Under too much exploitation, the agent may pick an action that is not optimal, as it has not yet sufficiently explored all possible actions. It acts under the false belief that its current value beliefs are already correct or optimal. Thus, it loses out on possible rewards it would have gotten if it had explored more and discovered that a different course of action is better.

Under too much exploration, the agent may continue to try all actions to gain as much information about the transitions and reward distributions as possible. It is losing out because it never settles on the best course of action, continuing to pick all actions until the end.

What is needed is a behavioral rule that balances exploitation and exploration to explore enough to find the best option but not too much so that the best option is exploited as much as possible.

We use the so-called softmax function,

\[x(o, a) = \frac{\exp \beta Q(o, a)}{\sum_{b \in \mathcal A}\exp \beta Q(o, b)},\]

which converts any set of value beliefs into probabilities that sum to one.

The higher the relative value belief, the higher the relative probability.

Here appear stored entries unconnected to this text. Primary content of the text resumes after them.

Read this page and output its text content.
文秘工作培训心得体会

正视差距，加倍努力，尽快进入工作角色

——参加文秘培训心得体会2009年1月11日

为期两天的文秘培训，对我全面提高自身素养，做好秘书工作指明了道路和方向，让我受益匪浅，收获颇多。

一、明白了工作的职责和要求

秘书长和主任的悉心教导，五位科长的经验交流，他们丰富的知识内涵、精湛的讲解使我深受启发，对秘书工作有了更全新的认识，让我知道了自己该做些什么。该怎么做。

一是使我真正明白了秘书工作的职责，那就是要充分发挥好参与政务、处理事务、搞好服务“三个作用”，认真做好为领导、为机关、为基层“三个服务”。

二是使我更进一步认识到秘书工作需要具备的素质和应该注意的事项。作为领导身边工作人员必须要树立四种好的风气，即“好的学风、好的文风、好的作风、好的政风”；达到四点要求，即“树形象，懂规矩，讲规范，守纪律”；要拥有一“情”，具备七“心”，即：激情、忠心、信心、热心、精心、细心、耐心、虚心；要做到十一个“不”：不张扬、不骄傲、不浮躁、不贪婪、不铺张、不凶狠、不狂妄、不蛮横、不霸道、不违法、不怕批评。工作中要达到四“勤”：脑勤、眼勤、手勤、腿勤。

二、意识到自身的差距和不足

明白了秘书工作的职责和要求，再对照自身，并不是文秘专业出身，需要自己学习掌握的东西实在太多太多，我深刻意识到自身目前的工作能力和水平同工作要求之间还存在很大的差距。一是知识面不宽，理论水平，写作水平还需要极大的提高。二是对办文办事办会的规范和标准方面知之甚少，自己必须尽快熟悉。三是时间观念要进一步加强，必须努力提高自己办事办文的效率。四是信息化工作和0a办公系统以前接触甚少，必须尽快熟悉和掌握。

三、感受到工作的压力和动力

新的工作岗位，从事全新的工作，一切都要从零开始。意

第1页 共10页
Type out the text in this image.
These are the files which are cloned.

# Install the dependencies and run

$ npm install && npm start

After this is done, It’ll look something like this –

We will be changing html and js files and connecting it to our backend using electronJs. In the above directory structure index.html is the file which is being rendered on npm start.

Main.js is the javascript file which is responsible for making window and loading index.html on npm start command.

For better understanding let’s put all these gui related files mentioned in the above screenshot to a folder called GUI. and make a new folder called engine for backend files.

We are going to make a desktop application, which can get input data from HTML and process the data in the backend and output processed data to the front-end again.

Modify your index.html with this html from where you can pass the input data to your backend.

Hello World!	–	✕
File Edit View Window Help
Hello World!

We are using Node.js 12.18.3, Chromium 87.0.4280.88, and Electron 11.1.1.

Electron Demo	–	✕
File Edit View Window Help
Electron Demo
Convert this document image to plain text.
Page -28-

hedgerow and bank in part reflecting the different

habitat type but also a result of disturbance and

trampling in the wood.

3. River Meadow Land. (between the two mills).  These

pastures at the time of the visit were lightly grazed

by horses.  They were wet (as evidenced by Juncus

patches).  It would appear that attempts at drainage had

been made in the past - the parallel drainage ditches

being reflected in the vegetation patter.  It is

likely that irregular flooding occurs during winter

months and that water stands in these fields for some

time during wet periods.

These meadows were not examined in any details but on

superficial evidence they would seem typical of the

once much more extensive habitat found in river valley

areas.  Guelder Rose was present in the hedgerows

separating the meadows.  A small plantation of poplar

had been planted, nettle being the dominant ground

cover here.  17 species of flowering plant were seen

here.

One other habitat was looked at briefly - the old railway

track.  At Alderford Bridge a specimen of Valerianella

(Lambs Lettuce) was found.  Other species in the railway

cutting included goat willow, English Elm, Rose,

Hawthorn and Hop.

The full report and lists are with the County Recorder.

def obtain_softmax_probabilities(ChoiceIntensity, ValueBeliefs):
    expValueBeliefs = np.exp(ChoiceIntensity*np.array(ValueBeliefs))
    return expValueBeliefs / expValueBeliefs.sum(-1, keepdims=True)

The softmax function contains a parameter \(\beta\), denoting the choice intensity (sometimes called inverse temperature, that determines how exploitative (or greedy) the agent is.

When \(\beta = 0\), arms are chosen entirely at random with no influence of the Q values. This is super exploratory, as the agent continues to choose all arms irrespective of observed rewards.

obtain_softmax_probabilities(0, ValueBeliefs_Qoa)
array([[0.5, 0.5],
       [0.5, 0.5]])

As \(\beta\) increases, there is a higher probability of picking the arm with the highest Q value. This is increasingly exploitative (or ‘greedy’).

obtain_softmax_probabilities(1, ValueBeliefs_Qoa)
array([[0.00313576, 0.99686424],
       [0.79139498, 0.20860502]])

When \(\beta\) is very large, then only the arm that currently has the highest Q value will be chosen, even if other arms might actually be better.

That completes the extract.